岡山大学大学院の棏平将太大学院生(現東京科学大学特任助教)らの研究グループは、ヒトiPS細胞から、玉や板などさまざまな形態の軟骨組織体を作製し、ミニブタ膝関節軟骨欠損モデルへの移植に成功した。
軟骨組織は血管が乏しく自己修復能に乏しい。一度損傷が起こると、変性が進行し、将来的な変形性膝関節症につながり関節痛や運動障害の原因となる。自己・他家由来の細胞を使用した軟骨の再生は、修復組織の質・移植部での生物学的癒合性において依然として課題が多い。研究グループは今回、軟骨損傷患者の運動機能改善に向け、iPS細胞由来の軟骨組織体の移植の成功を目指した。
研究グループはこれまでに、ヒト多能性幹細胞由来肢芽間葉系細胞(ExpLBM)を、軟骨分化能を維持した状態で拡大培養する技術の開発に成功していた。

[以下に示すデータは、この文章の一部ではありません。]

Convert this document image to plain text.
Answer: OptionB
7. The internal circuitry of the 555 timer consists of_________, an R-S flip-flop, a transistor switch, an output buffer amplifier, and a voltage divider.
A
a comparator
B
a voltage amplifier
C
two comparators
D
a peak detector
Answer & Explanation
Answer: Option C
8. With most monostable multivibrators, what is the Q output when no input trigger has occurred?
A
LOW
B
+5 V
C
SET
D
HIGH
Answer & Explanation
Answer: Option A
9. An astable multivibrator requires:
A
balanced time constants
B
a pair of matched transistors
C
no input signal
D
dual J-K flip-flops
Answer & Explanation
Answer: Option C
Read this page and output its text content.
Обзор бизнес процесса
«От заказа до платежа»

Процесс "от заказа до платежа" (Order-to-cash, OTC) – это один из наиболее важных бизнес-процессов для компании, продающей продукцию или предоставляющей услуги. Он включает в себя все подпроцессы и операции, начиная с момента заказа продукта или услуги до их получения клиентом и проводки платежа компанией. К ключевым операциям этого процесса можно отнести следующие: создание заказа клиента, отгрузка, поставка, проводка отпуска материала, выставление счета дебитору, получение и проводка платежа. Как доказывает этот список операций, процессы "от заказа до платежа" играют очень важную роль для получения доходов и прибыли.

今回の研究では、臨床応用を想定し、ミニブタ膝関節骨軟骨欠損モデルを用いて、免疫抑制下に様々な形状のExpLBM由来硝子軟骨様組織体を作製し、大型動物への異種移植を行った。ExpLBMを3次元培養と自己凝集化技術を用いた培養で軟骨分化誘導を行い、球状あるいは板状のExpLBM由来硝子軟骨様組織を作製し、両膝大腿骨内顆にそれぞれ3mm径の骨軟骨欠損部に移植を行った。

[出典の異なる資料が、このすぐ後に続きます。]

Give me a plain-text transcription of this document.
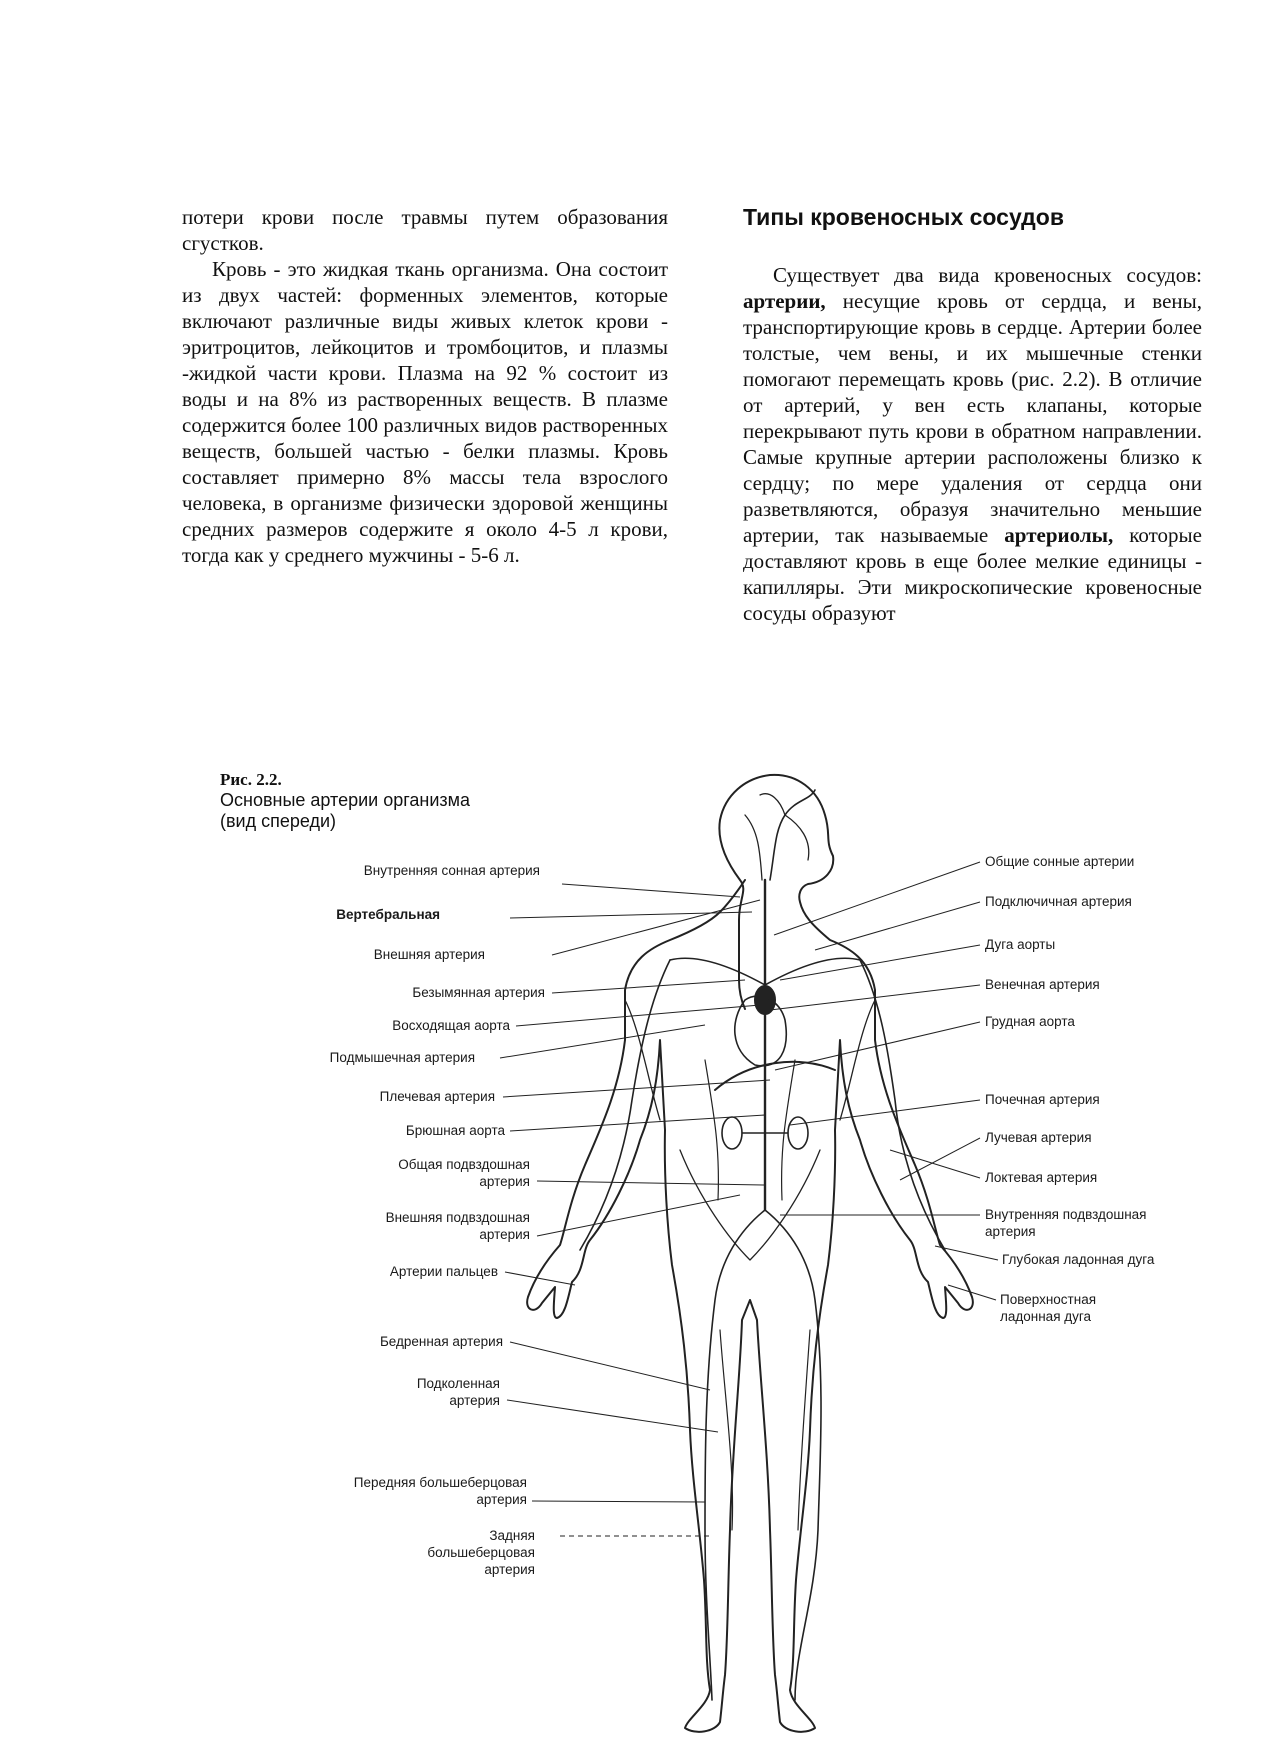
потери крови после травмы путем образования сгустков.

Кровь - это жидкая ткань организма. Она состоит из двух частей: форменных элементов, которые включают различные виды живых клеток крови - эритроцитов, лейкоцитов и тромбоцитов, и плазмы -жидкой части крови. Плазма на 92 % состоит из воды и на 8% из растворенных веществ. В плазме содержится более 100 различных видов растворенных веществ, большей частью - белки плазмы. Кровь составляет примерно 8% массы тела взрослого человека, в организме физически здоровой женщины средних размеров содержите я около 4-5 л крови, тогда как у среднего мужчины - 5-6 л.

Типы кровеносных сосудов

Существует два вида кровеносных сосудов: артерии, несущие кровь от сердца, и вены, транспортирующие кровь в сердце. Артерии более толстые, чем вены, и их мышечные стенки помогают перемещать кровь (рис. 2.2). В отличие от артерий, у вен есть клапаны, которые перекрывают путь крови в обратном направлении. Самые крупные артерии расположены близко к сердцу; по мере удаления от сердца они разветвляются, образуя значительно меньшие артерии, так называемые артериолы, которые доставляют кровь в еще более мелкие единицы - капилляры. Эти микроскопические кровеносные сосуды образуют

Рис. 2.2.
Основные артерии организма
(вид спереди)
Внутренняя сонная артерия
Вертебральная
Внешняя артерия
Безымянная артерия
Восходящая аорта
Подмышечная артерия
Плечевая артерия
Брюшная аорта
Общая подвздошная
артерия
Внешняя подвздошная
артерия
Артерии пальцев
Бедренная артерия
Подколенная
артерия
Передняя большеберцовая
артерия
Задняя
большеберцовая
артерия
Общие сонные артерии
Подключичная артерия
Дуга аорты
Венечная артерия
Грудная аорта
Почечная артерия
Лучевая артерия
Локтевая артерия
Внутренняя подвздошная
артерия
Глубокая ладонная дуга
Поверхностная
ладонная дуга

移植後2週での組織学的評価で、すべての移植部位において、正常軟骨に近い組織形態を有するExpLBM由来硝子軟骨様組織体の生着が確認された。
今回、iPS細胞由来の軟骨組織を異種移植し、生着や機能維持の成功が確認できた。安全性や有効性の評価が進み、将来的なヒトへの応用や関節疾患の再生医療への道が開かれたとしている。